World Youth Day Cross
This Friday from 8 until 9:15 a.m., our campus community will host the World Youth Day Cross in the Chapel of St. Basil. Along with the Co-Cathedral of the Sacred Heart, we are one of two stops the cross will make in Texas on its eventual way down to Panama City for World Youth Day in January. As a symbol of our trust in God while on our own pilgrimage, this cross travels the world over a span of years as it makes its way from one World Youth Day gathering to the next. It has heard more prayers and felt more hands, tears and foreheads than we can imagine. It has heard songs of praise and cries of anguish, in crowds of hundreds of thousands and alone with no more than a few people.
As Catholics, we recognize the importance of signs and symbols. We know the importance of elements that manifest the grace of God at work in our own lives. We need hope that our sufferings may be transformed through the grace of God into something beyond what we can currently imagine. In such times as those we live in, we all long for ideas and symbols that unite us with those known and unknown to us. This cross is a symbol that can offer us a moment to come together in prayer.

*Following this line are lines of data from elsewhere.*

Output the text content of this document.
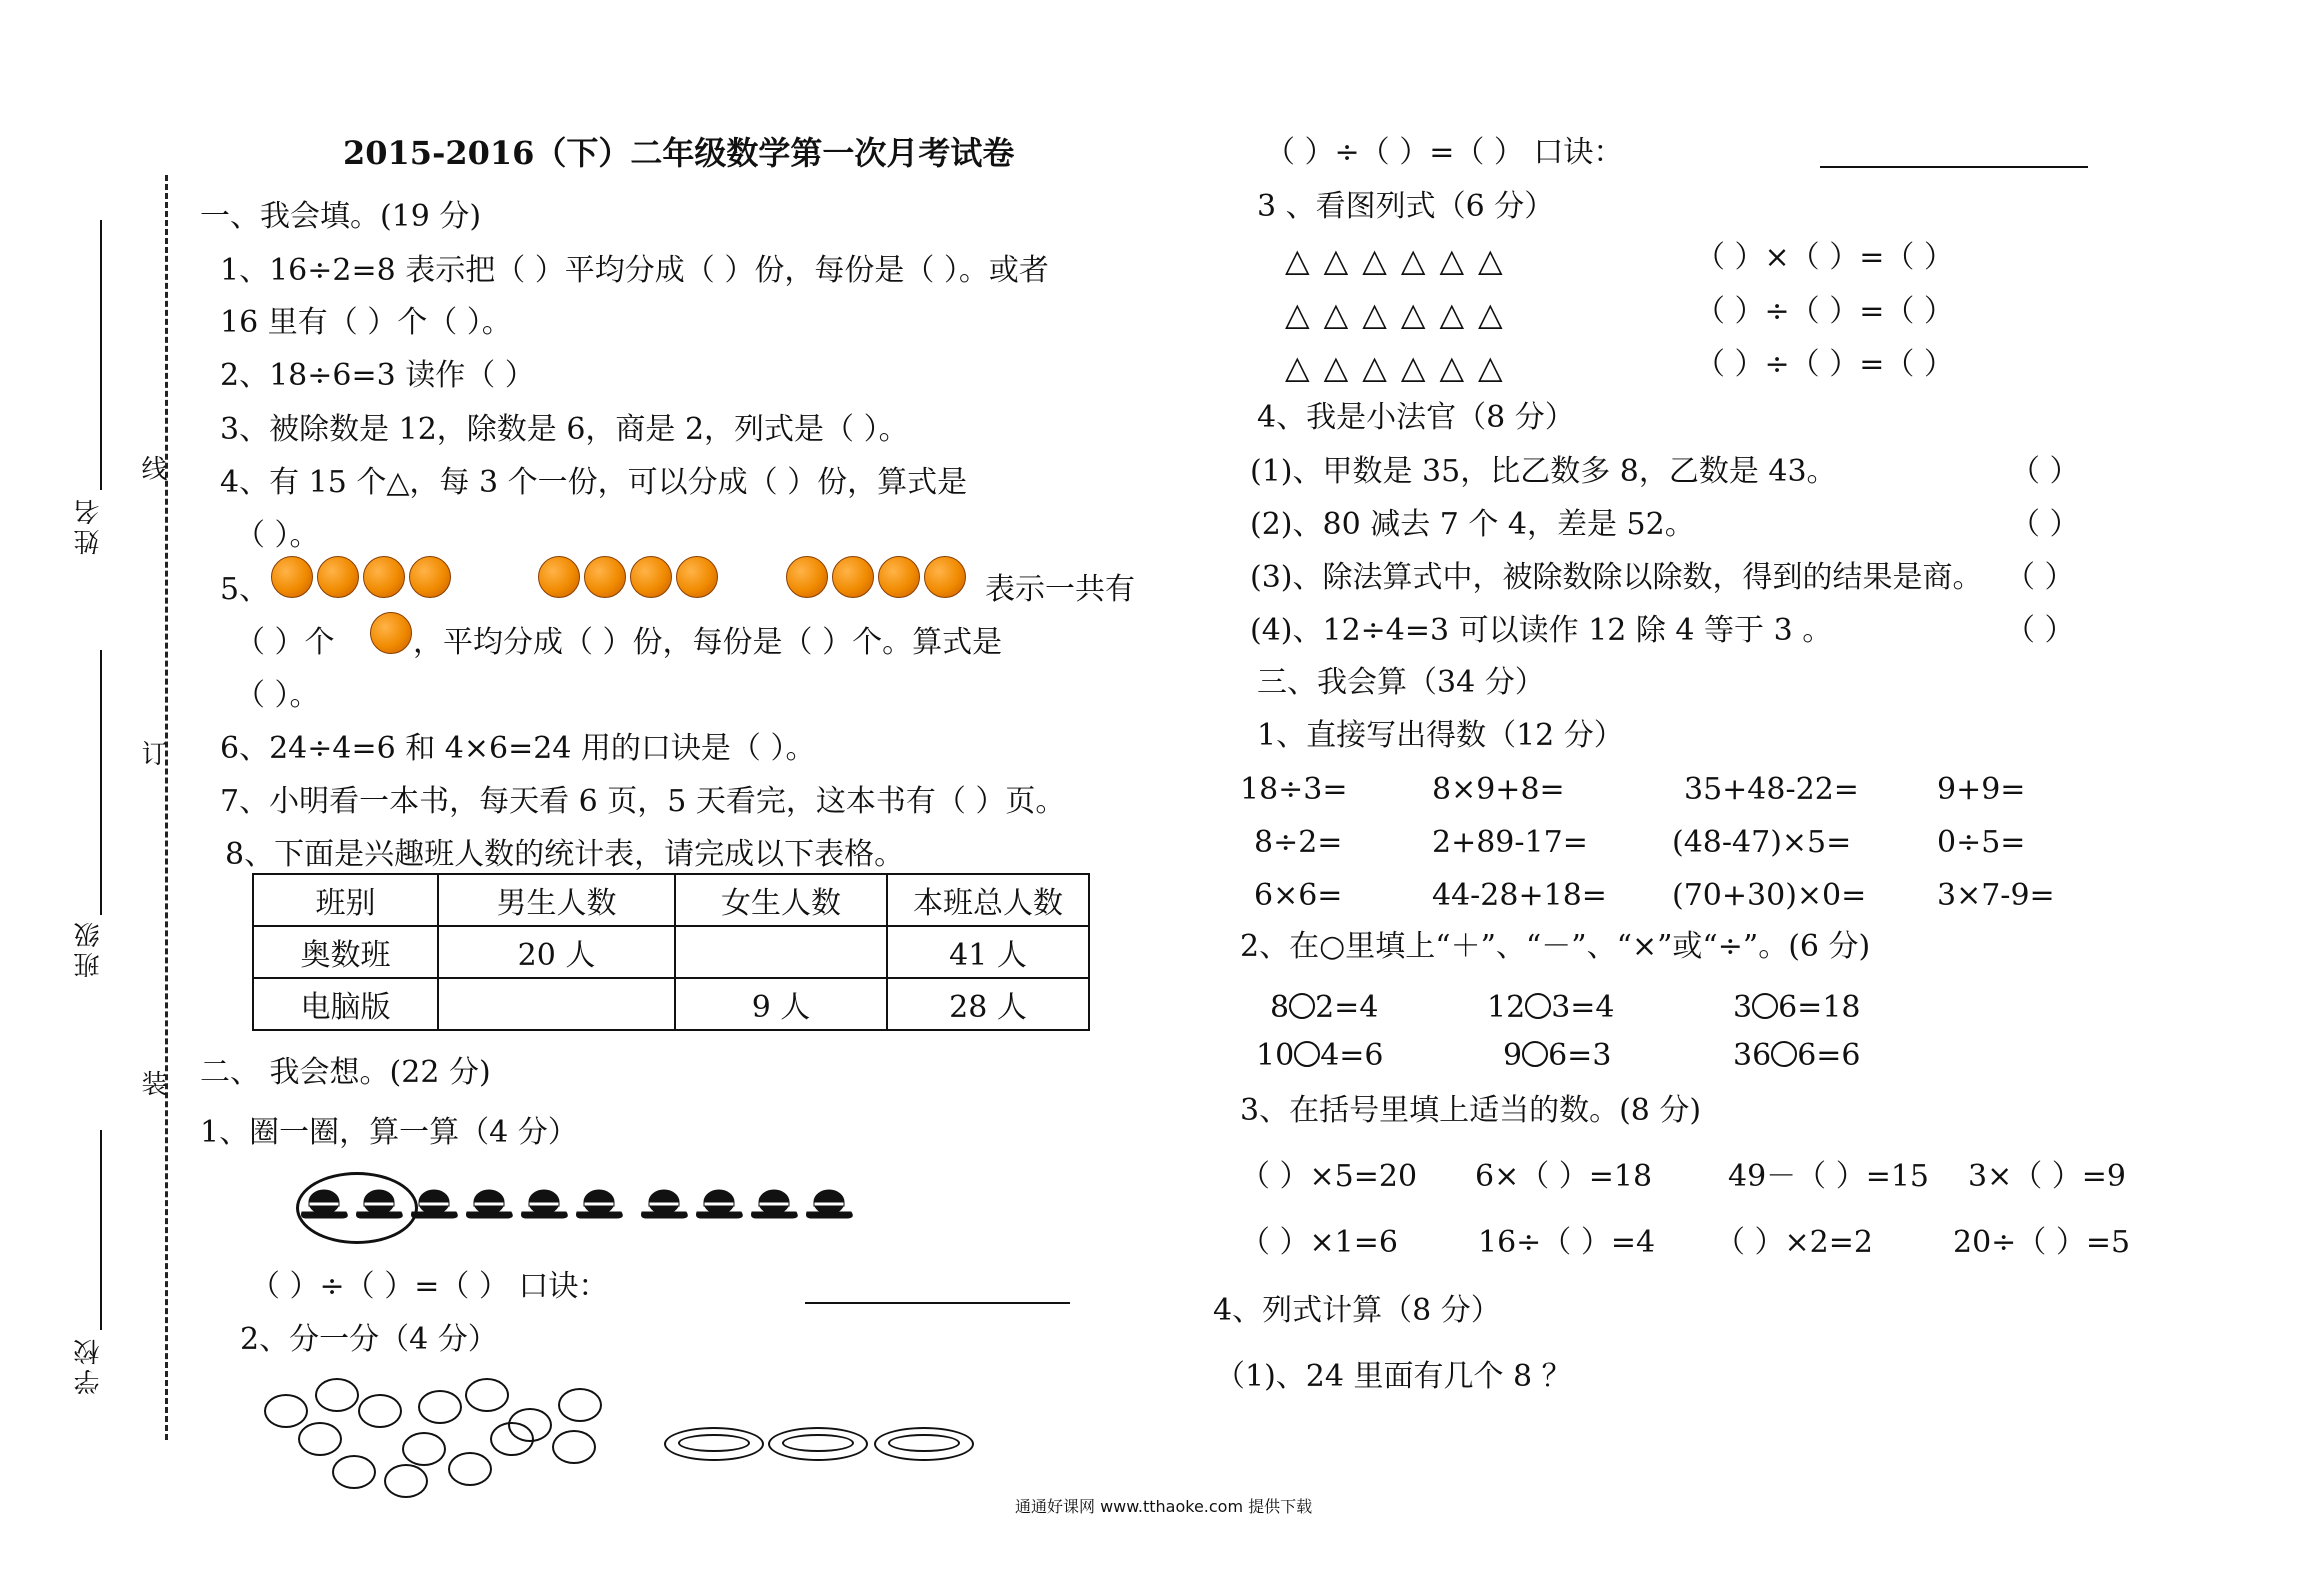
线
订
装
姓名
班级
学校
2015-2016（下）二年级数学第一次月考试卷
一、我会填。(19 分)
1、16÷2=8 表示把（ ）平均分成（ ）份，每份是（ ）。或者
16 里有（ ）个（ ）。
2、18÷6=3 读作（ ）
3、被除数是 12，除数是 6，商是 2，列式是（ ）。
4、有 15 个△，每 3 个一份，可以分成（ ）份，算式是
（ ）。
5、	表示一共有
（ ）个	，平均分成（ ）份，每份是（ ）个。算式是
（ ）。
6、24÷4=6 和 4×6=24 用的口诀是（ ）。
7、小明看一本书，每天看 6 页，5 天看完，这本书有（ ）页。
8、下面是兴趣班人数的统计表，请完成以下表格。
班别	男生人数	女生人数	本班总人数
奥数班	20 人		41 人
电脑版		9 人	28 人
二、 我会想。(22 分)
1、圈一圈，算一算（4 分）
（ ）÷（ ）=（ ） 口诀：
2、分一分（4 分）
（ ）÷（ ）=（ ） 口诀：
3 、看图列式（6 分）
△△△△△△
△△△△△△
△△△△△△
（ ）×（ ）=（ ）
（ ）÷（ ）=（ ）
（ ）÷（ ）=（ ）
4、我是小法官（8 分）
(1)、甲数是 35，比乙数多 8，乙数是 43。	（ ）
(2)、80 减去 7 个 4，差是 52。	（ ）
(3)、除法算式中，被除数除以除数，得到的结果是商。 （ ）
(4)、12÷4=3 可以读作 12 除 4 等于 3 。	（ ）
三、我会算（34 分）
1、直接写出得数（12 分）
18÷3=	8×9+8=	35+48-22=	9+9=
8÷2=	2+89-17=	(48-47)×5=	0÷5=
6×6=	44-28+18= (70+30)×0= 3×7-9=
2、在○里填上“＋”、“－”、“×”或“÷”。(6 分)
8 2=4	12 3=4	3 6=18
10 4=6	9 6=3	36 6=6
3、在括号里填上适当的数。(8 分)
（ ）×5=20 6×（ ）=18	49－（ ）=15 3×（ ）=9
（ ）×1=6	16÷（ ）=4 （ ）×2=2	20÷（ ）=5
4、列式计算（8 分）
（1)、24 里面有几个 8 ？
通通好课网 www.tthaoke.com 提供下载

I invite you to join me and others from our UST community Friday morning anytime between 8 and 9:15 a.m. We will have a short prayer service at 8:30 a.m. to pray for a few particular reasons: for ourselves and our earth on the one-year anniversary of Hurricane Harvey; for the Church as a whole which is once again being reminded that we are both saints and sinners; and for our youth of our community, who as Saint John Paul II so eloquently said, are not just our future, but our present. There will also be time for you to come to the chapel and pray in your own way and own time. My hope is that you will know the presence of God’s grace and the unity we share in the cross.